Popular author James Reston, Jr., has written a book entitled Luther’s Fortress: Martin Luther and His Reformation Under Siege, about Luther’s time in Wartburg Castle, when he was in hiding from the Emperor’s death sentence.  Here he began his translation of the Bible.  It took him a mere 10 weeks to translate the New Testament.

After the jump, a link and an excerpt to Reston’s revealing discussion about Luther’s translation, his method and his approach, including a comparison with the King James translation, which took 48 translators 10 years.

From James Reston, Jr.,  No Iota in Vain: Martin Luther’s ‘Great and Worthy Undertaking’ | The Behemoth:

One can only imagine the spare look of Luther’s cell as he settled into his monumental task of translating the New Testament.

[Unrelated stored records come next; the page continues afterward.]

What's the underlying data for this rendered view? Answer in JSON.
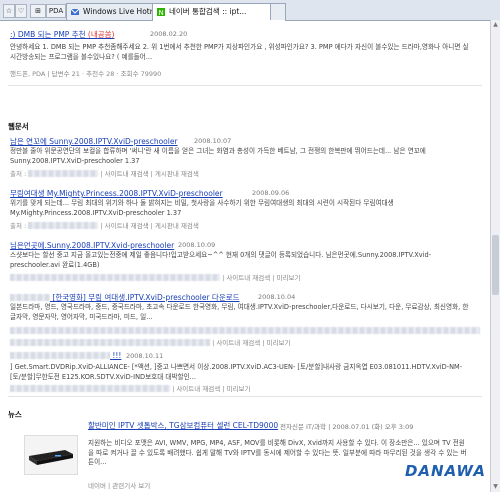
{
  "browser": {
    "toolbar_buttons": [
      "☆",
      "♡",
      "⊞",
      "PDA"
    ],
    "tabs": [
      {
        "label": "Windows Live Hotmail",
        "active": false
      },
      {
        "label": "네이버 통합검색 :: ipt...",
        "active": true
      }
    ]
  },
  "qna": {
    "title_prefix": ":) DMB 되는 PMP 추천 ",
    "title_em": "(내공쏨)",
    "date": "2008.02.20",
    "body": "안녕하세요 1. DMB 되는 PMP 추천좀해주세요 2. 위 1번에서 추천한 PMP가 지상파인가요 , 위성파인가요? 3. PMP 에다가 자신이 볼수있는 드라마,영화나 아니면 실시간방송되는 프로그램을 볼수있나요? ( 예를들어...",
    "meta": "핸드폰, PDA | 답변수 21 · 추천수 28 · 조회수 79990"
  },
  "documents": {
    "heading": "웹문서",
    "items": [
      {
        "title": "남은 연꼬에 Sunny.2008.IPTV.XviD-preschooler",
        "date": "2008.10.07",
        "body": "정만볼 줄아 위문공연단의 보컬을 합류하며 '써니'란 새 이름을 얻은 그녀는 화염과 총성이 가득한 베트남, 그 전쟁의 한복판에 뛰어드는데... 남은 연꼬에 Sunny.2008.IPTV.XviD-preschooler 1.37",
        "meta_prefix": "출처 :",
        "meta_links": [
          "사이트내 재검색",
          "게시판내 재검색"
        ]
      },
      {
        "title": "무림여대생 My.Mighty.Princess.2008.IPTV.XviD-preschooler",
        "date": "2008.09.06",
        "body": "위기를 맞게 되는데... 무림 최대의 위기와 하나 둘 밝혀지는 비밀, 첫사랑을 사수하기 위한 무림여대생의 최대의 시련이 시작된다 무림여대생 My.Mighty.Princess.2008.IPTV.XviD-preschooler 1.37",
        "meta_prefix": "출처 :",
        "meta_links": [
          "사이트내 재검색",
          "게시판내 재검색"
        ]
      },
      {
        "title": "님은먼곳에.Sunny.2008.IPTV.Xvid-preschooler",
        "date": "2008.10.09",
        "body": "스샷보다는 할선 중고 지금 올고있는전중에 제일 좋음니다!입고받으세요~^^ 현재 0개의 댓글이 등록되었습니다. 님은먼곳에.Sunny.2008.IPTV.Xvid-preschooler.avi 완료(1.4GB)",
        "meta_prefix": "",
        "meta_links": [
          "사이트내 재검색",
          "미리보기"
        ]
      },
      {
        "title": "[한국영화] 무림 여대생.IPTV.XviD-preschooler 다운로드",
        "date": "2008.10.04",
        "body": "일본드라마, 영드, 영국드라마, 중드, 중국드라마, 초고속 다운로드 한국영화, 무림, 여대생.IPTV.XviD-preschooler,다운로드, 다시보기, 다운, 무료감상, 최신영화, 한글자막, 영문자막, 영어자막, 미국드라마, 미드, 일...",
        "meta_prefix": "",
        "meta_links": [
          "사이트내 재검색",
          "미리보기"
        ]
      },
      {
        "title": "!!!",
        "date": "2008.10.11",
        "body": "] Get.Smart.DVDRip.XviD-ALLIANCE- [*액션,  ]중고 나쁘면서 이상.2008.IPTV.XviD.AC3-UEN- [토/분할]내사랑 금지옥엽 E03.081011.HDTV.XviD-NM- [토/분할]무한도전 E125.KOR.SDTV.XviD-IND보호대 대박할인...",
        "meta_prefix": "",
        "meta_links": [
          "사이트내 재검색",
          "미리보기"
        ]
      }
    ]
  },
  "news": {
    "heading": "뉴스",
    "item": {
      "title": "할반미인 IPTV 셋톱박스, TG삼보컴퓨터 셀런 CEL-TD9000",
      "source": "전자신문 IT/과학",
      "date": "2008.07.01 (화) 오후 3:09",
      "body": "지원하는 비디오 포맷은 AVI, WMV, MPG, MP4, ASF, MOV를 비롯해 DivX, Xvid까지 사용할 수 있다. 이 장소만은... 있으며 TV 전원을 따로 켜거나 끌 수 있도록 배려했다. 쉽게 말해 TV와 IPTV를 동시에 제어할 수 있다는 뜻. 일부분에 따라 마무리된 것을 생각 수 있는 버튼이...",
      "meta_label": "네이버",
      "meta_link": "관련기사 보기"
    }
  },
  "watermark": {
    "main": "DANAWA",
    "accent": "A"
  }
}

With only his Greek and Hebrew texts as physical references, and no library to consult or clutter, delay or confuse his labor, his concentration was total. It would be easy to romanticize the process. But a more realistic vision involves sweat and frustration, long hours, and a feeling of being overwhelmed. He approached the assignment with awe. Later, he would call it “a great and worthy undertaking” and say that, given the unsatisfactory Bibles then available to the common person, “the people require it.” But the language of the Bible dazzled him.

He truly believed that he was dealing with the very words of God.

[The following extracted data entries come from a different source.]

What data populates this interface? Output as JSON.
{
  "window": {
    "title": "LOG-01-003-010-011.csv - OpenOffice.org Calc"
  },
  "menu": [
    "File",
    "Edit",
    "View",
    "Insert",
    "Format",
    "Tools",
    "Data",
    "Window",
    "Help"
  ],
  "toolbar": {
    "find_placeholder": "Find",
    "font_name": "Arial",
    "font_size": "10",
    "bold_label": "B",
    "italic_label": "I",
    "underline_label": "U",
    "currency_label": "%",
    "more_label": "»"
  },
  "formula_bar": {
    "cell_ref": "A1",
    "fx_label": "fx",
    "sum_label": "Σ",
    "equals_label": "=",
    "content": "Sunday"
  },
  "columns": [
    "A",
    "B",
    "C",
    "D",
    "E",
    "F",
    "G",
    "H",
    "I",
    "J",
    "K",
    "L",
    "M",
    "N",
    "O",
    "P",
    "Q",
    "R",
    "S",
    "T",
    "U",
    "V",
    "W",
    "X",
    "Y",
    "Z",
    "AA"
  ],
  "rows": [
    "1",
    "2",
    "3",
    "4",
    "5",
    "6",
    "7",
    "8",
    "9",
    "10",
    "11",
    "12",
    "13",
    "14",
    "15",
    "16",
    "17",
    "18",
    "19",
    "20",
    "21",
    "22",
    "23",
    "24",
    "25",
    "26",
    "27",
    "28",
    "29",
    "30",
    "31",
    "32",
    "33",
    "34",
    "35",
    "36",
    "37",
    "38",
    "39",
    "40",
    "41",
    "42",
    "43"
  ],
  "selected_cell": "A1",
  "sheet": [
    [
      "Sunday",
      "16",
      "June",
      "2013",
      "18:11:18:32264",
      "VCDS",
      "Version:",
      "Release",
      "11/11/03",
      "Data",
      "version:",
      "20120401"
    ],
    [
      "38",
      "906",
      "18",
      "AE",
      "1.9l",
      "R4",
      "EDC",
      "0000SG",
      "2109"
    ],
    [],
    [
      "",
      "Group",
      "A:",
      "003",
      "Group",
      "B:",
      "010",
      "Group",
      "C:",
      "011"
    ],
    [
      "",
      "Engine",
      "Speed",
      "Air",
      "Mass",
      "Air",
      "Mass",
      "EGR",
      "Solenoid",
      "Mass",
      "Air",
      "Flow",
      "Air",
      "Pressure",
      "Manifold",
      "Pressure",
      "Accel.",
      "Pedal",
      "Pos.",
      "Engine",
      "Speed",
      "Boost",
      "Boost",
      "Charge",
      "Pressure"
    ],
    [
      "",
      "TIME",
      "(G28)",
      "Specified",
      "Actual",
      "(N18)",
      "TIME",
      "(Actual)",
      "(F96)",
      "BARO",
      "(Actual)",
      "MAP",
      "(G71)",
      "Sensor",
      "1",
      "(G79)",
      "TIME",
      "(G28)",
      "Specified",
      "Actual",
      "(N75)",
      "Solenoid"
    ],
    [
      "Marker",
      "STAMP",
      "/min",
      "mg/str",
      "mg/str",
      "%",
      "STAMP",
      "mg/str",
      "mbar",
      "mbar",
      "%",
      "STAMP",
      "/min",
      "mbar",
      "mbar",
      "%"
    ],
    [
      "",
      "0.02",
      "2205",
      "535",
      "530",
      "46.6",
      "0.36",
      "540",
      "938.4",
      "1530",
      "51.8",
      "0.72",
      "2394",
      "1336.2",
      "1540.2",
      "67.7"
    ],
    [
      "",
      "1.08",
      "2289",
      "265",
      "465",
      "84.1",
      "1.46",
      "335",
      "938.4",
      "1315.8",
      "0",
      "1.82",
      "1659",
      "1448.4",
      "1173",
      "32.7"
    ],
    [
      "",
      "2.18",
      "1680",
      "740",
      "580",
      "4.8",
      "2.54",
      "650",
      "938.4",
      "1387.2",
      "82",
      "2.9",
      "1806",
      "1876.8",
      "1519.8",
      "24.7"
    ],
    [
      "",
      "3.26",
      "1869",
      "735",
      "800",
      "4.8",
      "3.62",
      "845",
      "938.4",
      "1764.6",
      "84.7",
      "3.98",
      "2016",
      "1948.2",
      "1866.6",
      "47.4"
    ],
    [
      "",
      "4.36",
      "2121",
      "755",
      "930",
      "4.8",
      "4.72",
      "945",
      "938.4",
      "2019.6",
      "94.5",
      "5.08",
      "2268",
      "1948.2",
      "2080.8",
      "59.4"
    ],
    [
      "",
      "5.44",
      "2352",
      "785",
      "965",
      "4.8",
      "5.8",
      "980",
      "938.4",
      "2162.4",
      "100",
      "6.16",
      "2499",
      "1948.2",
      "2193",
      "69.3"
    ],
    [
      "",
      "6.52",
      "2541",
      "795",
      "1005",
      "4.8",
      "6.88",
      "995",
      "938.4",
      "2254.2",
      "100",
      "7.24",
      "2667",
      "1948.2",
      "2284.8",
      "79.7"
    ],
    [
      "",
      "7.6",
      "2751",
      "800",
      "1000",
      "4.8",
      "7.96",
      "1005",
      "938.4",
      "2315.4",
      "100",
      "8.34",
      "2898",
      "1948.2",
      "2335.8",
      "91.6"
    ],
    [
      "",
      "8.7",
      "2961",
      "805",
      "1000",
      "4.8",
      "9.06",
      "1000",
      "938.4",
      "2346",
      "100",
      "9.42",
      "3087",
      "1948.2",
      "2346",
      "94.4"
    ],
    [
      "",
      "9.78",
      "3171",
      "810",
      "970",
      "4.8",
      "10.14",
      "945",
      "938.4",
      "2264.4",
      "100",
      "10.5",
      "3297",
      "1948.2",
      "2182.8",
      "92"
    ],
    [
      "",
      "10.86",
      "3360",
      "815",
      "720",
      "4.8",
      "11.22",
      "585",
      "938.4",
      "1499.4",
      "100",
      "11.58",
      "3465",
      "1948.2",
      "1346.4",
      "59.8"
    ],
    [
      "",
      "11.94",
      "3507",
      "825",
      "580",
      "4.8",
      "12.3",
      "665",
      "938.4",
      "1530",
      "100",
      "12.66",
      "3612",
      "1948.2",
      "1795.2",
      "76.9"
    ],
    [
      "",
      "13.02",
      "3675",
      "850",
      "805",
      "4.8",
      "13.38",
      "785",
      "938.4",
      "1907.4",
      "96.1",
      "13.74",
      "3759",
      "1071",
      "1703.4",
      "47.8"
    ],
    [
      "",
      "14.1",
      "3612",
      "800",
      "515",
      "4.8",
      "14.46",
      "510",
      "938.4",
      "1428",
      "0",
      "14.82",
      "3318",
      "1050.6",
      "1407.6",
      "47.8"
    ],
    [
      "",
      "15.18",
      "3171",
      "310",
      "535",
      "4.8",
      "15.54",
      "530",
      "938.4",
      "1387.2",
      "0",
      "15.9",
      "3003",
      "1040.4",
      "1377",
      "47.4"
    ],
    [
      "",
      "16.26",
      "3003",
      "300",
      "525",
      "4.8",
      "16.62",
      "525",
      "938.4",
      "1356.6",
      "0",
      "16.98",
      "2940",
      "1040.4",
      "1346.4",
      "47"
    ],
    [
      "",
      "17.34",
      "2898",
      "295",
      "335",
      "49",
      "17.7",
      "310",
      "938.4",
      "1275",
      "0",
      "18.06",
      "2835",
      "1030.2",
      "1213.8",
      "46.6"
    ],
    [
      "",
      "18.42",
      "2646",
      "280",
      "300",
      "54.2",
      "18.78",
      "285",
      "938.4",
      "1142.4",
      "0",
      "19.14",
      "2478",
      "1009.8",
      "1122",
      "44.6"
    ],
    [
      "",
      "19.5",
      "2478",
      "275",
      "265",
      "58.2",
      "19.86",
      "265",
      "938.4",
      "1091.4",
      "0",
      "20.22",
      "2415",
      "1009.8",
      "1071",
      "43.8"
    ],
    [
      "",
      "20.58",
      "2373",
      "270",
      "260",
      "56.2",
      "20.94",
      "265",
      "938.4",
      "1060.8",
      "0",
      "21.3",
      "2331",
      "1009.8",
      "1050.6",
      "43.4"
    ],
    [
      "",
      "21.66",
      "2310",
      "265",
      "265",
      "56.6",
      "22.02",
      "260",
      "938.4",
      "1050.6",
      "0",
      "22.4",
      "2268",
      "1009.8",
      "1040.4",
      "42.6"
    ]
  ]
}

“One should tremble before each letter of the Bible, more than before the whole world!” he would say later. “God is in every syllable. No iota is in vain.”

His first challenge was to establish the rules for his translation. Above all, he needed to keep his audience upmost in his mind. What could a typical German understand? What should be the tone? What should be the grammar? “It is not enough to know the grammar of a biblical passage,” he would say later. “One must observe the sense. I held fast to the meaning . . . as if I understood neither Greek nor Hebrew nor Latin.”

In his first days of labor, he evolved two basic principles of translation. The first was to reduce all things to the most general, basic origin and type. “If a passage is obscure I consider whether it treats of grace or of law, whether wrath or forgiveness of sin, and with which of these it agrees better. By this procedure I understand the most obscure passages.” The second was to submit ambiguous passages to the original Hebrew and not lazily fall back on literal translation, as he felt the Talmudic scholars had done. . . .

When one compares the complexity, speed, and intent of Luther’s translation not only to the Vulgate but also to the King James Version of the Bible 90 years later, Luther’s translation is even more impressive. If Luther’s fundamental approach was to make the Bible accessible to the common person, the approach of King James’s translators was to please and glorify the king himself with elegant, poetic verse. Their process in the early 1600s would take ten years, not ten weeks, and there were forty-eight translators, not one.